D'abord, le Sénat a adopté, parfois contre l'avis de sa commission, des prélèvements supplémentaires que notre assemblée ne juge pas fondés et des exonérations qui vont plus loin que ce que nous souhaitons.

Il a également supprimé les transferts financiers entre la branche famille et la branche maladie, lesquels visaient à faire prendre en charge à la première une part du financement des indemnités journalières versées pendant le congé maternité et à rationaliser le financement de certaines indemnités eu égard à l'objectif visé. Cette suppression conduirait à creuser d'autant le déficit de la branche maladie et à réduire l'effort de cohérence budgétaire engagé par cet article.

Le Sénat a rejeté l'article - obligatoire - d'approbation de l'annexe B, au motif qu'il s'interrogeait sur les hypothèses macroéconomiques formulées. La forte incertitude qui préside à l'évolution de la situation économique n'a pourtant pas empêché le Haut Conseil des finances publiques de qualifier, dans son avis sur le projet de loi, de « crédible » la trajectoire pour 2022 et de « plausibles » les hypothèses d'inflation et d'évolution de la masse salariale pour 2023.

Nous avons également une divergence, dans la quatrième partie, sur l'amendement de réforme des retraites présenté par notre collègue René-Paul Savary. Si je partage le constat dressé par la majorité sénatoriale, le Gouvernement s'est engagé dans une concertation avec les partenaires sociaux pour déterminer les critères devant présider à une réforme. Je pense que le législateur doit attendre l'issue de ces discussions avant de s'engager en faveur de la préservation de notre système de retraite, auquel nous sommes tous attachés. J'espère que c'est un objectif sur lequel nous pourrons nous rejoindre.

Certaines dispositions concernant l'accès aux soins ont été supprimées : ainsi, l'extension de la permanence des soins ou l'expérimentation de l'accès direct aux infirmiers en pratique avancée, proposition formulée par le groupe de travail transpartisan créé au sein de notre commission. Je prends acte de la volonté des sénateurs d'examiner un texte sur l'organisation et le fonctionnement du système de santé ; je les invite donc à soutenir, le moment venu, les mesures que je présenterai dans le cadre d'une future proposition de loi sur les partages d'activité entre professionnels et l'accès direct.

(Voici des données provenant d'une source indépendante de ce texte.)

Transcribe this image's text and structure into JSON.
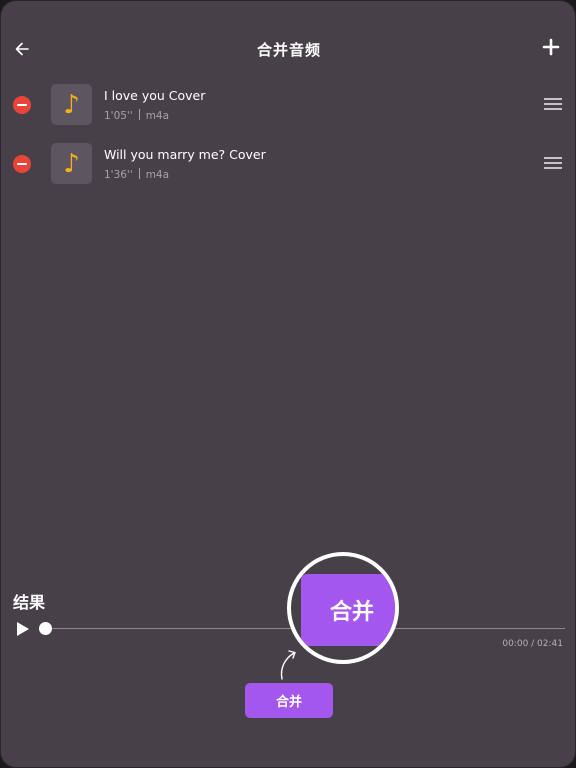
{
  "header": {
    "title": "合并音频",
    "back_icon": "back-arrow-icon",
    "add_icon": "plus-icon"
  },
  "tracks": [
    {
      "name": "I love you Cover",
      "duration": "1'05''",
      "format": "m4a"
    },
    {
      "name": "Will you marry me? Cover",
      "duration": "1'36''",
      "format": "m4a"
    }
  ],
  "result": {
    "label": "结果",
    "time": "00:00 / 02:41",
    "progress": 0
  },
  "merge_button": {
    "label": "合并"
  },
  "merge_zoom": {
    "label": "合并"
  },
  "colors": {
    "background": "#484049",
    "accent": "#a457ec",
    "remove": "#e8443a",
    "note": "#f3b21a"
  }
}
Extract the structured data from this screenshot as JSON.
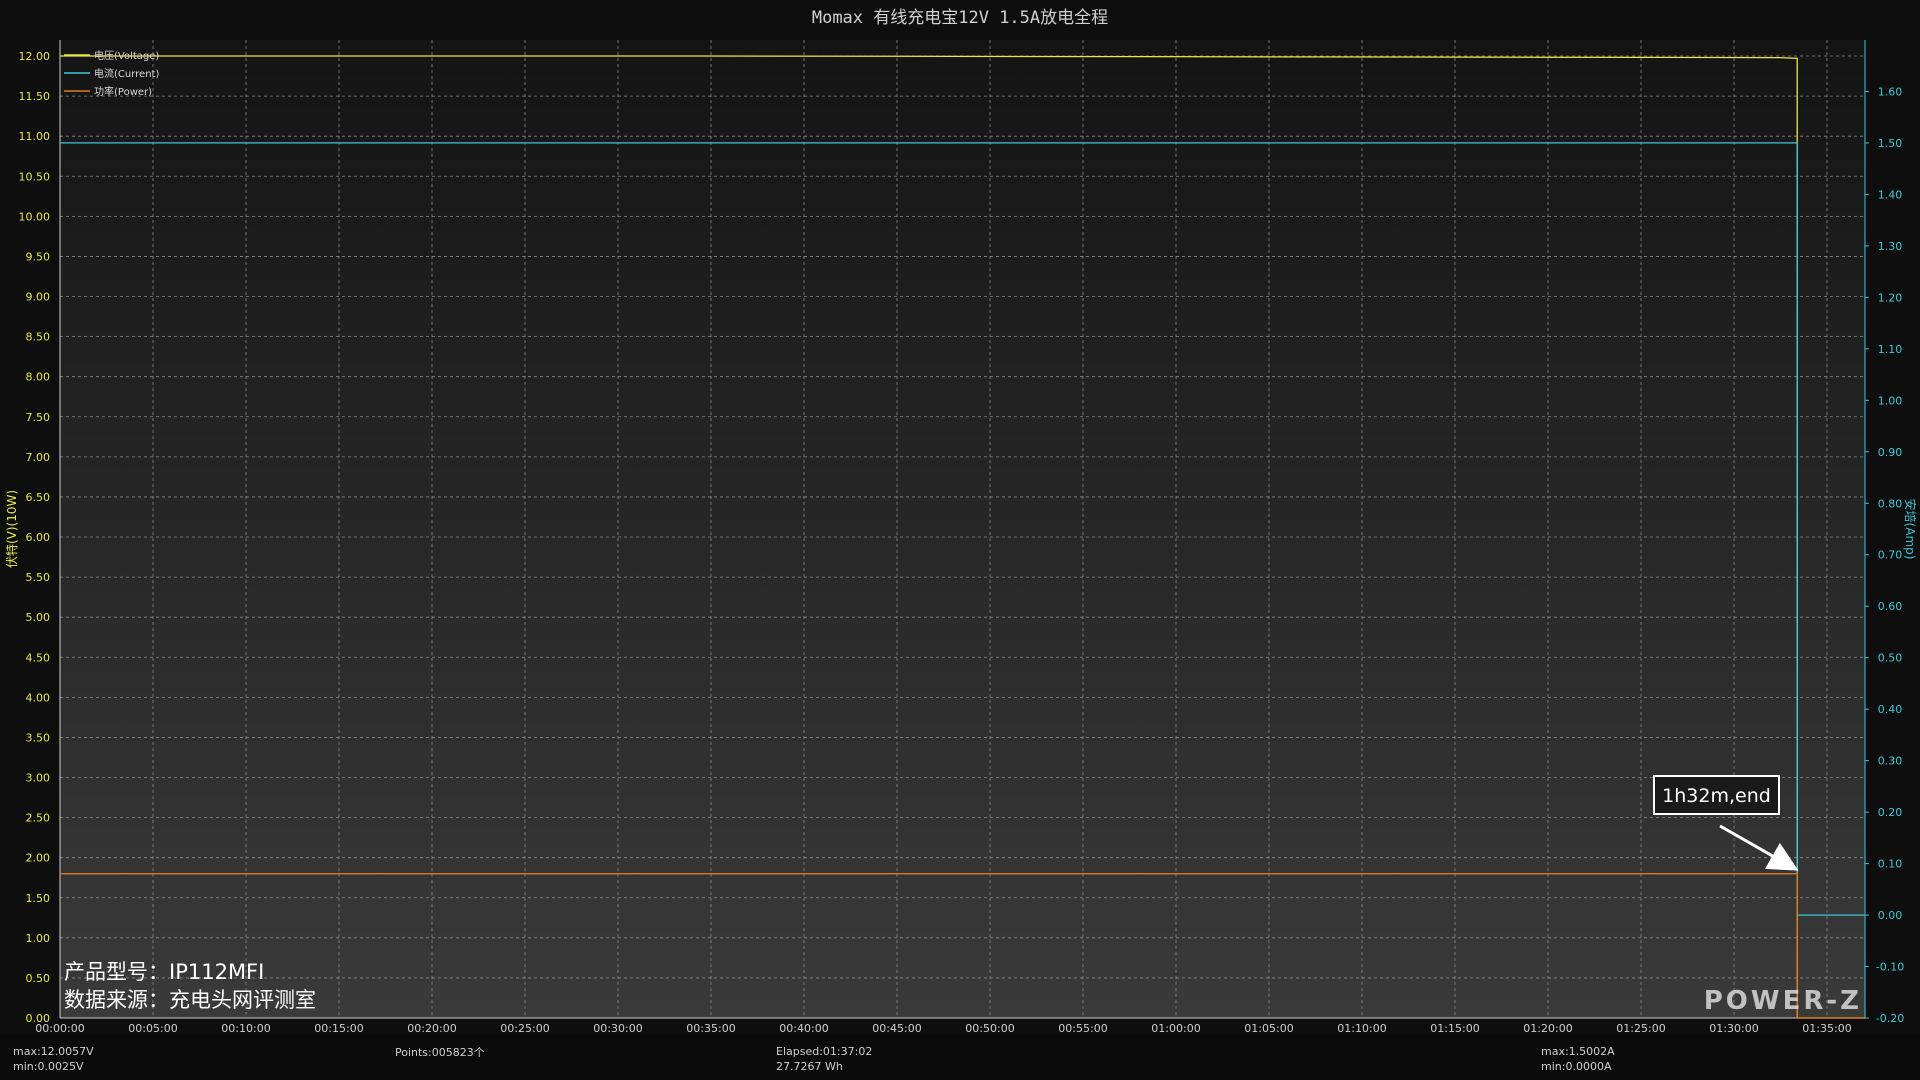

Le Sénat a supprimé l'article 44, ce qui prive l'assurance maladie de la possibilité de récupérer des sommes importantes indûment versées par la collectivité.

Il est regrettable aussi que le Sénat ait supprimé l'article 37, relatif à la subrogation des indemnités journalières dues à l'occasion des congés de maternité, de paternité et d'adoption, alors même qu'une garantie de remboursement des entreprises dans un délai de sept jours était prévue et que l'objectif était de sécuriser les ressources des familles à un moment où elles sont financièrement vulnérables.

Dans ces conditions, il paraît difficile de trouver un accord permettant de surmonter nos divergences. Les rapporteurs de l'Assemblée nationale veilleront néanmoins à ce que les avancées apportées par le Sénat soient maintenues.